Atlantis rediscovered
Not willing to wait for the discovery of the mythical lost civilization, one Norwegian company has proposed development of an artificial seabed called Atlantis from which to conduct drilling and production operations. The effect on the supply of deepwater drilling units could be profound.
The plan involves installing a large buoy some 400 ft (122 m) below the ocean surface, held in place by tendons that form the risers of the wells to be drilled on the structure. These are tethered to a seabed template and serve to anchor the buoy in a stable state. The buoy supports the BOPs and subsea connections normally found on the seabed template. The result is a stable artificial seabed in relatively shallow water.

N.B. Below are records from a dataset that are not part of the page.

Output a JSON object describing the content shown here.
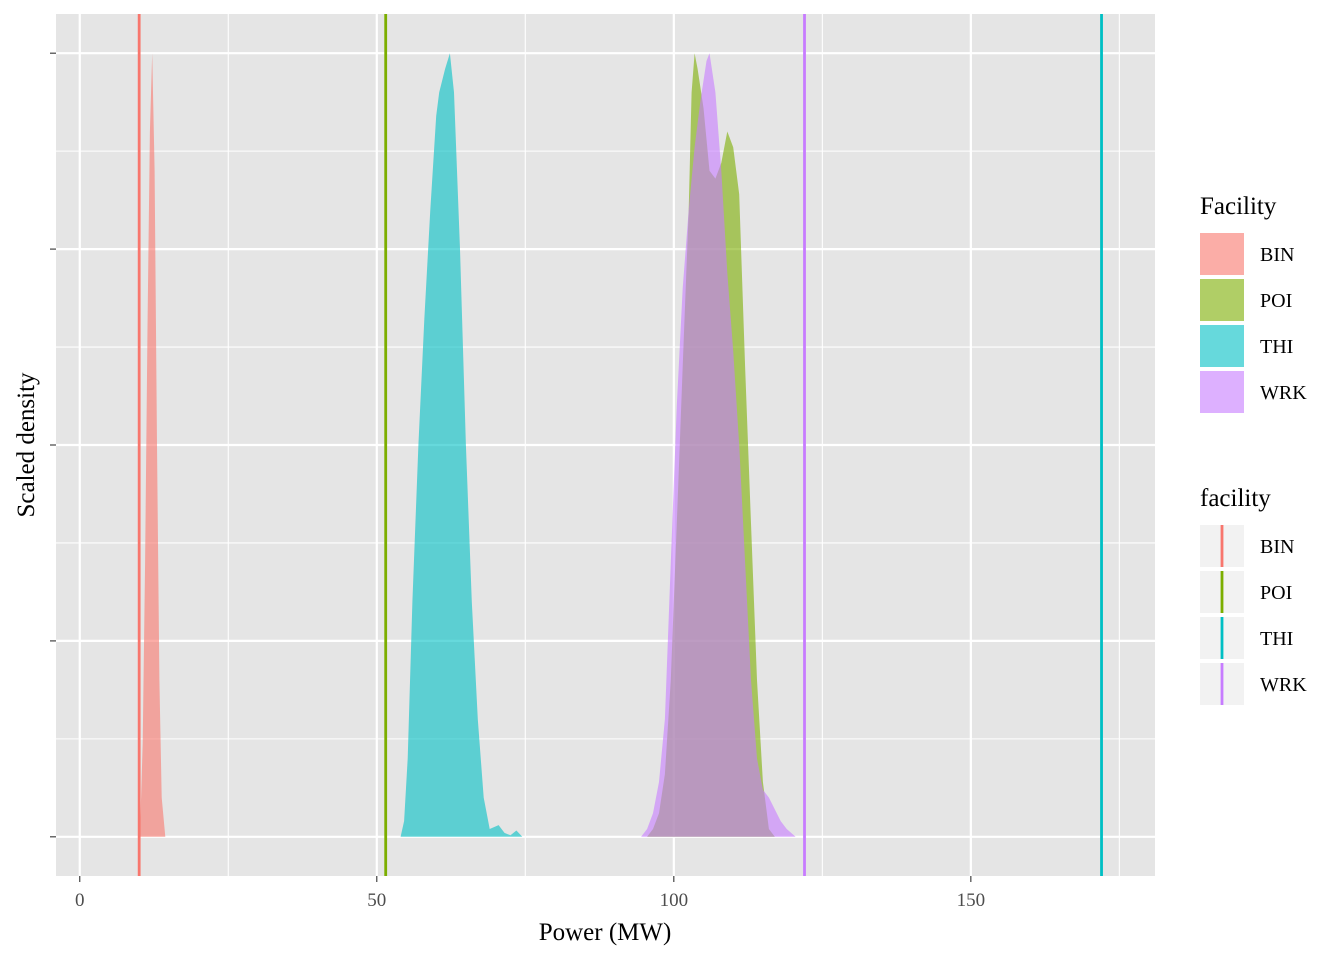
{
  "chart_data": {
    "type": "area",
    "subtype": "density",
    "title": "",
    "xlabel": "Power (MW)",
    "ylabel": "Scaled density",
    "xlim": [
      -4,
      181
    ],
    "ylim": [
      -0.05,
      1.05
    ],
    "x_ticks": [
      0,
      50,
      100,
      150
    ],
    "x_tick_labels": [
      "0",
      "50",
      "100",
      "150"
    ],
    "y_ticks_labeled": false,
    "grid": true,
    "background": "#e5e5e5",
    "legend_position": "right",
    "legends": [
      {
        "title": "Facility",
        "kind": "fill",
        "entries": [
          "BIN",
          "POI",
          "THI",
          "WRK"
        ]
      },
      {
        "title": "facility",
        "kind": "line",
        "entries": [
          "BIN",
          "POI",
          "THI",
          "WRK"
        ]
      }
    ],
    "colors": {
      "BIN": "#F8766D",
      "POI": "#7CAE00",
      "THI": "#00BFC4",
      "WRK": "#C77CFF"
    },
    "fill_alpha": 0.6,
    "vlines": [
      {
        "facility": "BIN",
        "x": 10
      },
      {
        "facility": "POI",
        "x": 51.5
      },
      {
        "facility": "THI",
        "x": 172
      },
      {
        "facility": "WRK",
        "x": 122
      }
    ],
    "series": [
      {
        "name": "BIN",
        "points": [
          [
            9.8,
            0
          ],
          [
            10.2,
            0.02
          ],
          [
            10.6,
            0.12
          ],
          [
            11.0,
            0.35
          ],
          [
            11.4,
            0.65
          ],
          [
            11.8,
            0.9
          ],
          [
            12.2,
            1.0
          ],
          [
            12.6,
            0.85
          ],
          [
            13.0,
            0.5
          ],
          [
            13.4,
            0.2
          ],
          [
            13.8,
            0.05
          ],
          [
            14.4,
            0
          ]
        ]
      },
      {
        "name": "THI",
        "points": [
          [
            54.0,
            0
          ],
          [
            54.6,
            0.02
          ],
          [
            55.2,
            0.1
          ],
          [
            56.0,
            0.3
          ],
          [
            57.0,
            0.5
          ],
          [
            58.0,
            0.66
          ],
          [
            59.0,
            0.8
          ],
          [
            60.0,
            0.92
          ],
          [
            60.5,
            0.95
          ],
          [
            61.5,
            0.98
          ],
          [
            62.3,
            1.0
          ],
          [
            63.0,
            0.95
          ],
          [
            64.0,
            0.75
          ],
          [
            65.0,
            0.5
          ],
          [
            66.0,
            0.3
          ],
          [
            67.0,
            0.15
          ],
          [
            68.0,
            0.05
          ],
          [
            69.0,
            0.01
          ],
          [
            70.5,
            0.015
          ],
          [
            71.5,
            0.005
          ],
          [
            72.5,
            0.002
          ],
          [
            73.5,
            0.008
          ],
          [
            74.5,
            0
          ]
        ]
      },
      {
        "name": "POI",
        "points": [
          [
            95.5,
            0
          ],
          [
            96.5,
            0.01
          ],
          [
            97.5,
            0.03
          ],
          [
            98.5,
            0.08
          ],
          [
            99.5,
            0.2
          ],
          [
            100.5,
            0.4
          ],
          [
            101.5,
            0.6
          ],
          [
            102.5,
            0.8
          ],
          [
            103.0,
            0.95
          ],
          [
            103.5,
            1.0
          ],
          [
            104.0,
            0.98
          ],
          [
            105.0,
            0.93
          ],
          [
            106.0,
            0.85
          ],
          [
            107.0,
            0.84
          ],
          [
            108.0,
            0.86
          ],
          [
            109.0,
            0.9
          ],
          [
            110.0,
            0.88
          ],
          [
            111.0,
            0.82
          ],
          [
            112.0,
            0.6
          ],
          [
            113.0,
            0.4
          ],
          [
            114.0,
            0.2
          ],
          [
            115.0,
            0.07
          ],
          [
            116.0,
            0.01
          ],
          [
            117.0,
            0
          ]
        ]
      },
      {
        "name": "WRK",
        "points": [
          [
            94.5,
            0
          ],
          [
            95.5,
            0.01
          ],
          [
            96.5,
            0.03
          ],
          [
            97.5,
            0.07
          ],
          [
            98.5,
            0.15
          ],
          [
            99.5,
            0.35
          ],
          [
            100.5,
            0.55
          ],
          [
            101.5,
            0.7
          ],
          [
            102.5,
            0.8
          ],
          [
            103.5,
            0.88
          ],
          [
            104.5,
            0.94
          ],
          [
            105.5,
            0.99
          ],
          [
            106.0,
            1.0
          ],
          [
            107.0,
            0.95
          ],
          [
            108.0,
            0.85
          ],
          [
            109.0,
            0.72
          ],
          [
            110.0,
            0.62
          ],
          [
            111.0,
            0.5
          ],
          [
            112.0,
            0.35
          ],
          [
            113.0,
            0.2
          ],
          [
            114.0,
            0.1
          ],
          [
            115.0,
            0.06
          ],
          [
            116.0,
            0.05
          ],
          [
            117.0,
            0.035
          ],
          [
            118.0,
            0.02
          ],
          [
            119.0,
            0.01
          ],
          [
            120.5,
            0
          ]
        ]
      }
    ]
  }
}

Wells can be drilled using a floating rig with shallow water-depth capability, because as far as the rig is concerned, the water is only 400 ft (122 m) deep. A capacity-limiting factor of deepwater drilling units is variable deck load. In conventional drilling, much of a rig's deckload capacity is taken up supporting thousands of feet of heavy marine riser. By using the artificial seabed approach, only 400 ft (122 m) of riser is required. Thus companies could use less costly floaters to develop their discoveries. This also would free fourth- and fifth-generation floaters to do more exploration drilling, alleviating potential supply problems.
Wells could be batch-drilled. Then the rig could be released and a floating production, storage and offloading vessel positioned above Atlantis to take the production. Alternatively, a combination drilling and production floater could be used so wells could be drilled, completed and brought onstream sequentially. Atlantis is an idea waiting to be tested, but its successful introduction could have major implications on deepwater supply and demand scenarios.
Other technological developments can extend deepwater capabilities. These include dual-gradient drilling, riserless drilling, expandable tubulars, composite tubulars and mooring lines. Some of these are available today. Once a technique seems to work and is proven reasonably reliable, it can be implemented fairly quickly, much faster than an extensive rig-building program.
But with global energy demand continuing unabated, it is unlikely that technology will be able to solve all the supply problems. A balanced approach is required.